Die Früchte der Waldhimbeere sind zwar kleiner und mühsamer in der Ernte, aber der Geschmack ist ähnlich wie bei der Walderdbeere mit den gezüchteten Früchten nicht zu vergleichen. Die Himbeere wächst strauchartig, und bildet bis zu 2m hohe Ruten aus, die mit feinen Stacheln bedeckt sind.

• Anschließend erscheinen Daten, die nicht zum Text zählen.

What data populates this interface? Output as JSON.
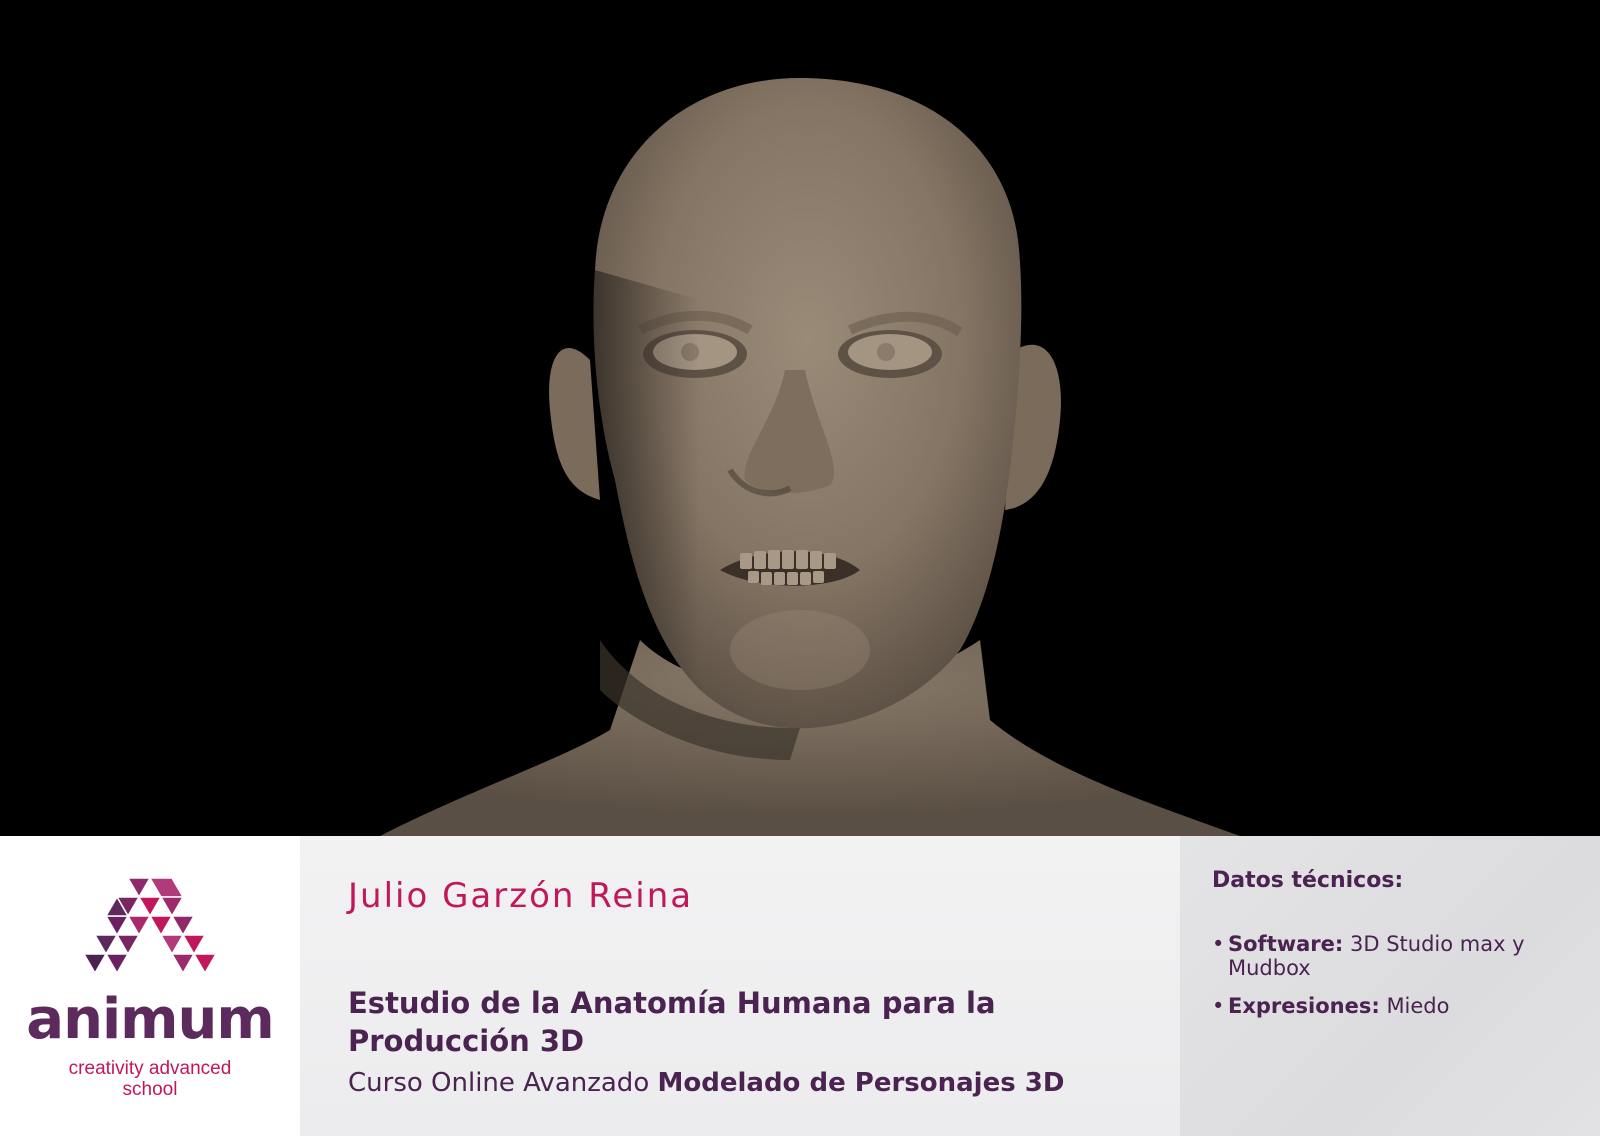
{
  "hero": {
    "subject": "3d-head-sculpt-fear-expression",
    "background_color": "#000000",
    "skin_color": "#8a7b6a"
  },
  "brand": {
    "name": "animum",
    "tagline_line1": "creativity advanced",
    "tagline_line2": "school",
    "colors": {
      "primary": "#5c2a5c",
      "accent": "#c2185b"
    }
  },
  "credits": {
    "author": "Julio Garzón Reina",
    "title_line1": "Estudio de la Anatomía Humana para la",
    "title_line2": "Producción 3D",
    "course_prefix": "Curso Online Avanzado",
    "course_name": "Modelado de Personajes 3D"
  },
  "tech": {
    "heading": "Datos técnicos:",
    "items": [
      {
        "label": "Software:",
        "value": "3D Studio max y Mudbox"
      },
      {
        "label": "Expresiones:",
        "value": "Miedo"
      }
    ]
  }
}
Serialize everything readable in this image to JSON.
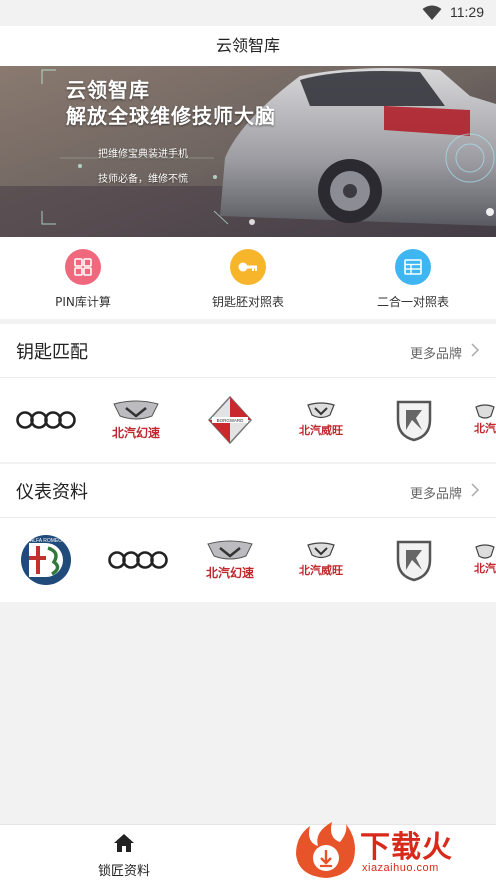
{
  "status_bar": {
    "time": "11:29",
    "wifi_icon": "wifi-icon"
  },
  "app": {
    "title": "云领智库"
  },
  "banner": {
    "title": "云领智库",
    "subtitle": "解放全球维修技师大脑",
    "line1": "把维修宝典装进手机",
    "line2": "技师必备，维修不慌"
  },
  "quick_actions": [
    {
      "label": "PIN库计算",
      "icon": "calculator-icon",
      "color": "#f0687d"
    },
    {
      "label": "钥匙胚对照表",
      "icon": "key-icon",
      "color": "#f7b52c"
    },
    {
      "label": "二合一对照表",
      "icon": "table-icon",
      "color": "#3db6f2"
    }
  ],
  "key_match": {
    "title": "钥匙匹配",
    "more": "更多品牌",
    "brands": [
      "audi-logo",
      "beiqi-huansu-logo",
      "borgward-logo",
      "beiqi-weiwang-logo",
      "baic-logo",
      "baic-logo-partial"
    ],
    "brand_texts": {
      "beiqi_huansu": "北汽幻速",
      "beiqi_weiwang": "北汽威旺",
      "borgward": "BORGWARD",
      "baic": "北汽"
    }
  },
  "dashboard": {
    "title": "仪表资料",
    "more": "更多品牌",
    "brands": [
      "alfa-romeo-logo",
      "audi-logo",
      "beiqi-huansu-logo",
      "beiqi-weiwang-logo",
      "baic-logo",
      "baic-logo-partial"
    ],
    "brand_texts": {
      "alfa_romeo": "ALFA ROMEO",
      "beiqi_huansu": "北汽幻速",
      "beiqi_weiwang": "北汽威旺",
      "baic": "北汽"
    }
  },
  "tabbar": {
    "tab1_label": "锁匠资料",
    "tab1_icon": "home-icon"
  },
  "watermark": {
    "text": "下载火",
    "url": "xiazaihuo.com"
  }
}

Die Pflanze trägt immer im zweiten Jahr Früchte und stirbt dann ab. Aus dem in der Erde verblebenden Wurzelstock treiben jährlich neue Ruten aus. Die Himbeere vermehrt sich natürlich auch durch ihre Samen, die von den Vögeln vertragen werden. Im Mai entwickelt die Pflanze aus den einzelnen Trieben rispenförmige Blütenstände mit weißen Blüten. Jede Blüte verfügt über je fünf Kelch- und fünf Kronblätter und  über zwanzig Staub- und Fruchtblätter. Die Früchte reifen ab Juli-August. Botanisch gesehen, ist die Himbeere keine Beere, sondern gehört zu den Sammelsteinfrüchten. Diese  Steinfrüchte bilden sich aus den einzelnen Fruchtblättern. Die nichtklimakterischen Früchte reifen nach der Ernte nicht nach (Klimakterium – Prozess, zwei-, bis dreifacher Anstieg der Atmung – Sauerstoff-Aufnahme, Kohlenstoffdioxyd-Abgabe, wie z.B. beim Abbau von Zellwandpektinen, sowie bei der Hydrolyse von Stärke – Alterungseinleitend, durch gasförmiges Phytohormon Ethen – autokatalysierend).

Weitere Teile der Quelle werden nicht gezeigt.